Don’t get me wrong, there have been desperate days and minor losses; goodbyes said, ties cut. Of course I’m glossing over it all, bathing it in that golden light people like to use on the past, drizzling my childhood and adolescence with maple syrup.
But still.
No one died suddenly. No one beat me, only washed my mouth out with soap. No one said I wasn’t good enough; I always was. No one said I wouldn’t make it. They all said I would.
Lately, I’ve been wrestling with that self, and I don’t know why or who is winning or if it even matters. The person I was, the person in the paragraphs above, she is a shadow, like in Peter Pan, constantly slipping away and dancing on the walls and mocking me. A shadow is mocking me. And worst of all, the two of us have an audience. Everyone I’ve met in the past seven months has been forced to watch me grapple with the shimmering oasis of myself, the self that had a gilded moral compass tucked in her back pocket at all times.

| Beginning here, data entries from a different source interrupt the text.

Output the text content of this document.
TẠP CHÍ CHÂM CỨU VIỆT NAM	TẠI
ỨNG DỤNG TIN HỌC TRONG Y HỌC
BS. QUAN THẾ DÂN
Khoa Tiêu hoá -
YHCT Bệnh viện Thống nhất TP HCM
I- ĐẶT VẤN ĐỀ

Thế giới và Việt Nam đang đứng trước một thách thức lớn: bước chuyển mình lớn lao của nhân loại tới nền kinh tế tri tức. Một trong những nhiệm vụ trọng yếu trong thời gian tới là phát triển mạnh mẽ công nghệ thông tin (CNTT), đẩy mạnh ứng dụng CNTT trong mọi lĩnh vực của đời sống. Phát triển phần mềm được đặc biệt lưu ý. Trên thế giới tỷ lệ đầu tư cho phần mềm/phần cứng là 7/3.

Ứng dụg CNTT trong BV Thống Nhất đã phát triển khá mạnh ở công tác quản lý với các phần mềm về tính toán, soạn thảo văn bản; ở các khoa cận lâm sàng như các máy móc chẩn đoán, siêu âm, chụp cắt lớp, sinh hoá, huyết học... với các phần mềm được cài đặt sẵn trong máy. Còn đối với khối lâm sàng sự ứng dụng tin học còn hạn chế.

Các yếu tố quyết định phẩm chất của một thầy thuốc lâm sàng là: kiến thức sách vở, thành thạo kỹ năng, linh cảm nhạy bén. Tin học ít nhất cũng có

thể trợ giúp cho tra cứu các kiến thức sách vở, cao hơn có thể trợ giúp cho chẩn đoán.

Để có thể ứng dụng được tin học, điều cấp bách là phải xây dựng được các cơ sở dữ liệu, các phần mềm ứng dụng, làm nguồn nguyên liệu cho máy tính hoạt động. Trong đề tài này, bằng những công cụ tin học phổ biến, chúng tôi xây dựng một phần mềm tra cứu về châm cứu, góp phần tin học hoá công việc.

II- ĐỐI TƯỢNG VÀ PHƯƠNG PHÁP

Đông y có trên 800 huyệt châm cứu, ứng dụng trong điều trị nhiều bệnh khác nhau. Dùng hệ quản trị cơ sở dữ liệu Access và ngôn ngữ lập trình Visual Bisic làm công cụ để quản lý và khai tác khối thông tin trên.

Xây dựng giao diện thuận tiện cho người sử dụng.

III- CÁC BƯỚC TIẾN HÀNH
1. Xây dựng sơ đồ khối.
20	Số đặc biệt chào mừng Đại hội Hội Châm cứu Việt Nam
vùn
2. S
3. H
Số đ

I’m not normally like this.
I just need to tell you so you know. I want you to have context; I want you to think that I’m better than the rest of them, that I know more, that I’ve come farther, that I deserve slack from you that I don’t give myself. Because I don’t normally say I’m going to call and then not call. I don’t leave a mess. I don’t abandon people. I don’t get tattoos or stray cats. I don’t get drunk on weeknights or make promises I have no intention of keeping. I don’t quit. I don’t leave until I’m damn ready. I’m not jealous, spiteful, guarded, brash, resentful, hopeless.
But I am 22, and I am far away from my kitchen table in Montreal and my apartment in Cambridge and my chocolate lab, we’re not in Kansas anymore far away, and life just sat me down and calmly explained that it doesn’t work the way I think it does. That there is no legitimate system of rewards in the real world; or not this real world, anyway. People don’t get what they deserve, and don’t deserve what they get. There are not as many grown-ups around to tell you that you’re going to make it; in fact, you’re going to feel like you won’t make it for a good portion of the time. Worse still, there is no way to know if where you’re trying to go is even worth all the trouble.
There is no high school sweetheart on his way over on his bicycle to play Radiohead songs to you on the piano in your den. There is no applause when the song stops and you’re breathless, looking up to remember that you’re dancing in your car in traffic on Sunset, and not on a stage. There is no one waiting for you to hand in that article, and no one scolding you about checking your facts.
So I’m sorry if I’ve offended you or harmed you or hurt you, made you trust me less or not at all, gone down a road by mistake and then reversed, ran away from you in the middle of a great conversation, didn’t give it my all, didn’t give you all of myself, made a mistake, got a name, a date wrong, forgot something you said, didn’t tell you how much you mean.
I promise, I’m not normally like this.